Geometry Wars: Retro Evolved 2
It's this year's Pac-Man: Championship Edition -- that game where minutes turn into hours and Xbox Live friends become the worst of enemies. Some of us still aren't talking to each other.



Tales of Vesperia
I can't stand "Tales of" games. Except this one, which is surprisingly earnest in its desire to craft a lighthearted and proper adventure. I'm not the biggest fan of the often chaotic battle system, but the vivid graphics and charming localization compel me to hang out with Vesperia's sly Jurie, his grizzled, pipe-smoking dog (yes!) and the hilariously sheltered Estelle.



Castle Crashers
Yes, I know, the online play was broken for an unacceptable period of time, but the other people on the couch didn't seem to mind. Castle Crashers is a pure, noise-free joy that keeps its easily summarized gameplay -- you and three friends whack everything that moves -- fresh by constantly changing environments, enemies and expectations. You won't believe what's in that last chest!



Condemned 2: Bloodshot
This one's on my list by virtue of being the only game to put me in a decrepit house with an enormous, psychotic bear.



N+
Sure, it's been available on the PC forever, but I got my first taste of N's punishing, pixel-perfect jumping on Xbox Live Arcade this year. This momentum-based platformer is the ultimate one-more-go game, with a hundred failures serving to fuel a hundred more attempts. Thanks to those flipping missiles.


Honorable Mentions

Apollo Justice: Ace Attorney, God of War: Chains of Olympus, Dolphin Olympics 2, Ninja Gaiden: Dragon Sword, Rez HD, Lumines Supernova, Bionic Commando Rearmed, Silent Hill: Homecoming, Boom Blox. What a year!


Disappointments

  • LittleBigPlanet: I'm genuinely amazed by Media Molecule's creation. The presentation is utterly lovable and, thanks to a recently reorganized search system, I've come across some really impressive and imaginative user designs. Unfortunately -- and I really mean that -- the core gameplay just failed to grab me. It's the one part of the game that lacks personality, not to mention precision. If only there was a way to combine LBP's charm with the motion of N+...

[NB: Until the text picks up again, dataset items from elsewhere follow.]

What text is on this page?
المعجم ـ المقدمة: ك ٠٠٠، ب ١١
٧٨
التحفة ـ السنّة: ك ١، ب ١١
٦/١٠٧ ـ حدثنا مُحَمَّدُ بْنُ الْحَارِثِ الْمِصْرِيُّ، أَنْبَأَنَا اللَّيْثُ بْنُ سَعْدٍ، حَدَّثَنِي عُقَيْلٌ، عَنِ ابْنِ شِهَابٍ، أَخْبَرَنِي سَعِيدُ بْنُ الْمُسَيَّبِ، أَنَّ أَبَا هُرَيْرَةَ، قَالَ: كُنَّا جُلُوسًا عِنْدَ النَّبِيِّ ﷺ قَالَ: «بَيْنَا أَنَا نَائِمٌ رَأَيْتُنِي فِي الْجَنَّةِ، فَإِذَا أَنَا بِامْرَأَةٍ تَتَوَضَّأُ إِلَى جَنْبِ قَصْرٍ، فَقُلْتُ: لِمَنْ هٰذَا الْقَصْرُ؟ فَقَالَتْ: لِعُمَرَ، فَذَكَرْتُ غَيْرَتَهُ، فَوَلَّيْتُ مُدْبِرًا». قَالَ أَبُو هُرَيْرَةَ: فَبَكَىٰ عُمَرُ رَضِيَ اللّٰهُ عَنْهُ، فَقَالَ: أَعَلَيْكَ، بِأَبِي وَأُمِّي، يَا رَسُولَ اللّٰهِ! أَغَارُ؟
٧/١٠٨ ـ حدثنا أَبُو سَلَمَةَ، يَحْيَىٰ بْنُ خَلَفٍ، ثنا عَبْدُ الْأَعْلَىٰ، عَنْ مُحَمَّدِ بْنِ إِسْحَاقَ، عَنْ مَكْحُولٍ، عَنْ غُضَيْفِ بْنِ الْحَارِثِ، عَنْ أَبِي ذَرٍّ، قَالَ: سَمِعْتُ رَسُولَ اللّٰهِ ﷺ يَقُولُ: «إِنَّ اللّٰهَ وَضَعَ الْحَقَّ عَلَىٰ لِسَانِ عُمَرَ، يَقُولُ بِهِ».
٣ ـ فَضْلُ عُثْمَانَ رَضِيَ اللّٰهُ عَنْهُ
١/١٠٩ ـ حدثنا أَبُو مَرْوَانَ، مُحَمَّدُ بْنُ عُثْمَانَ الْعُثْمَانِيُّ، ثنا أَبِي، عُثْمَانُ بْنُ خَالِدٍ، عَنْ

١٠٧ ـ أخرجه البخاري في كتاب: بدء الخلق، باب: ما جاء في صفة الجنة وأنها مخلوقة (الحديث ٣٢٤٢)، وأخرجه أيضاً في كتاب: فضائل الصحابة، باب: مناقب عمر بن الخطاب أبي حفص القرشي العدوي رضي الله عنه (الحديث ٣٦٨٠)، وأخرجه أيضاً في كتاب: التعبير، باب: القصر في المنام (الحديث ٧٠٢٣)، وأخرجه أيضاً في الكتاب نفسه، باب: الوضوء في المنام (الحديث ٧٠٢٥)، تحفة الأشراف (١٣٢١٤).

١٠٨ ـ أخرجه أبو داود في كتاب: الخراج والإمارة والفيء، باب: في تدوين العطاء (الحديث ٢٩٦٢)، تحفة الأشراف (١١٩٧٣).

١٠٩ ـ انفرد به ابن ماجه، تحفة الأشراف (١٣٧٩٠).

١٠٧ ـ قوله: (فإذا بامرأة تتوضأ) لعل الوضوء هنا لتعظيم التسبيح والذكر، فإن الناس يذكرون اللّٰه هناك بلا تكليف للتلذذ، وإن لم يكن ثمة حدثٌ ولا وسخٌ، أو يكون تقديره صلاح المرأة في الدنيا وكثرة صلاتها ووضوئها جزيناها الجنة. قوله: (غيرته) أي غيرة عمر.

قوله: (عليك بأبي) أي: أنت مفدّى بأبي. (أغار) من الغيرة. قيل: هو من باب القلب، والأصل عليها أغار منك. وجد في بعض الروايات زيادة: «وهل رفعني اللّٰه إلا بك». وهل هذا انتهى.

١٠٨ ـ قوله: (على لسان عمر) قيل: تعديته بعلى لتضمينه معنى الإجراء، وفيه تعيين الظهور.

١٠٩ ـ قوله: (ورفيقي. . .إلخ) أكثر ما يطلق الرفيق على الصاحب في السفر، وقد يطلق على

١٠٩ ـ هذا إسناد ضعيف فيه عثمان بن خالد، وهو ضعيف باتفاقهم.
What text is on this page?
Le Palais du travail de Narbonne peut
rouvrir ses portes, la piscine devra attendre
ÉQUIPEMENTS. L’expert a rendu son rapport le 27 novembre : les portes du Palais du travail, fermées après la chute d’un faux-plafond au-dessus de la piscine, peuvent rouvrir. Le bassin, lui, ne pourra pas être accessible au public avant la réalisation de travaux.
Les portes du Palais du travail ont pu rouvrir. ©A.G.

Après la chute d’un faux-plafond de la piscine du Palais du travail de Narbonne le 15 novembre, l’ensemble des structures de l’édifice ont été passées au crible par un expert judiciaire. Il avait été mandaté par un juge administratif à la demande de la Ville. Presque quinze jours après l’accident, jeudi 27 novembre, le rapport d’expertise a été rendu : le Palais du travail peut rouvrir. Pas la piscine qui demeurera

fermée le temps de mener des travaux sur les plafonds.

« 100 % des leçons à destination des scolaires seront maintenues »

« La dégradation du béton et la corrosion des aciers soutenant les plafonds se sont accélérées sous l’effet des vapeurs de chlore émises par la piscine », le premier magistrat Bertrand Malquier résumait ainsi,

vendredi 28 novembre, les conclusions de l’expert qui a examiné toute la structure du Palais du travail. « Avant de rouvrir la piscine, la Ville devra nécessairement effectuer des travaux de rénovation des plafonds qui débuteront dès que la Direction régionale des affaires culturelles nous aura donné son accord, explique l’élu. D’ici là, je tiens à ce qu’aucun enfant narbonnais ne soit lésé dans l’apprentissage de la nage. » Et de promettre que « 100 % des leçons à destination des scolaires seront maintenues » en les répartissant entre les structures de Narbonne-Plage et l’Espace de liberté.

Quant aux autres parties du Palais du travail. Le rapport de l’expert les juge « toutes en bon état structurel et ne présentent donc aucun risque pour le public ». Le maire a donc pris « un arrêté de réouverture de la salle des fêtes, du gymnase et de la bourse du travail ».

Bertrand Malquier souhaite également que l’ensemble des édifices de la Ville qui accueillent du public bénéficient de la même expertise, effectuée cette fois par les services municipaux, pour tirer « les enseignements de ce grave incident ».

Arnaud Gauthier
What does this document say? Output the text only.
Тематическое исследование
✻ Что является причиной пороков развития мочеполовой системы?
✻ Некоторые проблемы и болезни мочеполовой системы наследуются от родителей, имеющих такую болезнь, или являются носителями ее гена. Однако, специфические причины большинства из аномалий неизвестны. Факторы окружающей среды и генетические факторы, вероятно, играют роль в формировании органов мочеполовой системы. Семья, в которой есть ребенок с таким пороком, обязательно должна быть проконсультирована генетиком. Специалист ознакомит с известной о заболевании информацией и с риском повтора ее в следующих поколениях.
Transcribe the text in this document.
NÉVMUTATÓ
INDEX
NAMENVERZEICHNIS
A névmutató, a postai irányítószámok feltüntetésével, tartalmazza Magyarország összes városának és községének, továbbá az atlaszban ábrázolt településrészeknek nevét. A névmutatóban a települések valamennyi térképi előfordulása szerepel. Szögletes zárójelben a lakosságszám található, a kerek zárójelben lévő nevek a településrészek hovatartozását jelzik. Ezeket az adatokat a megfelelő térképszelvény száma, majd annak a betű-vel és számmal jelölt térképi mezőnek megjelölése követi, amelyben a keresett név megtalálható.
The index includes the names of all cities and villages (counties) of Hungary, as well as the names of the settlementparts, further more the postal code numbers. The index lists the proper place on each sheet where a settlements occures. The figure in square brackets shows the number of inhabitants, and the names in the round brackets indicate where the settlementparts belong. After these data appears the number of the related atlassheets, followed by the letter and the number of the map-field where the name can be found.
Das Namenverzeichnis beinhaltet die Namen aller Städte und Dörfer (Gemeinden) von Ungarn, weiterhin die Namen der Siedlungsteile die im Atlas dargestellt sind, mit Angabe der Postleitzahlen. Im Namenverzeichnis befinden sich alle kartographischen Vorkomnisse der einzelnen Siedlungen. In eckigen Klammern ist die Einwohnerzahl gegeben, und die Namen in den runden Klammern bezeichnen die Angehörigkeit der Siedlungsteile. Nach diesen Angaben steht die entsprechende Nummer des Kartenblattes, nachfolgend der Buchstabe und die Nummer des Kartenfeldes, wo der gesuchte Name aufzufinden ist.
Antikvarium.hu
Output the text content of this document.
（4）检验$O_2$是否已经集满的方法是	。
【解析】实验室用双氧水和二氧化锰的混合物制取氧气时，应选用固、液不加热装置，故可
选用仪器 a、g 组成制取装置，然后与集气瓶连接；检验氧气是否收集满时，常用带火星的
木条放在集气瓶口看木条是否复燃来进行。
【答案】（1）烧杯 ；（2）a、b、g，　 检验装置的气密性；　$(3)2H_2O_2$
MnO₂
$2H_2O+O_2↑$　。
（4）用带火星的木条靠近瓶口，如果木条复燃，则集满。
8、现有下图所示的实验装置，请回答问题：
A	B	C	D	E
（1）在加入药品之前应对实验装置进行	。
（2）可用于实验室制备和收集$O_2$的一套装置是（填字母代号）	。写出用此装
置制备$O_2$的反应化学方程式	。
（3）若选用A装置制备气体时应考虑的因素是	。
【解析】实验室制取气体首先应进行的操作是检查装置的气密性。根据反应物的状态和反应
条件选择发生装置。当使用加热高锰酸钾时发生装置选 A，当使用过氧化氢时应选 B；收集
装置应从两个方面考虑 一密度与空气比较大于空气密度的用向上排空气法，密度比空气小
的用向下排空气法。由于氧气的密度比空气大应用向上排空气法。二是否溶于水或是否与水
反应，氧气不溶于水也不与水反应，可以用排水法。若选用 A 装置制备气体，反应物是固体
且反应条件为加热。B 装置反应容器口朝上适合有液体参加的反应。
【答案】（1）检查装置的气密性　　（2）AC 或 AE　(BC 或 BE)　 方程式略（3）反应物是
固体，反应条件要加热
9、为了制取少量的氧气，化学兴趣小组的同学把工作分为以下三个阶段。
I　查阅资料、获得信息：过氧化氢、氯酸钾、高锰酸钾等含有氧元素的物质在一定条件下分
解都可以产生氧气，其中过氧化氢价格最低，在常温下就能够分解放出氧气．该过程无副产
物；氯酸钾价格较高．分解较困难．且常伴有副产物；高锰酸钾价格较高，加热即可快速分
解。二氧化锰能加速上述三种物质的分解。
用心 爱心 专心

  • Ninja Gaiden II: This is partially my fault, since my alarmingly intense love for the first game blinded me to the potential pitfalls of a sequel. I certainly didn't expect it to be such a lopsided, rushed and sometimes outright irritating follow-up to my favorite action game. Don't get me started on the exploding armadillo twins.

  • Fallout 3: You know how your character becomes slow and encumbered when you pick up too many items? That's exactly how Fallout 3 feels as a game, anchored down by tiresome statistics and tedious management. I think Bethesda's ruined world is wonderfully realized, but the vacant people and unsatisfying combat rendered it thoroughly uninviting.

  • Sonic Chronicles: Not even BioWare can salvage Sonic, it seems. Though the game's writing was tolerable for a change (that's almost like a compliment, right?), its turn-based battle system failed to elicit more than a "meh" from me. I do have a more decisive opinion on the soundtrack, though: Really, shockingly awful. It's like an inebriated vagrant broke into the BioWare offices and passed out on their MIDI keyboard.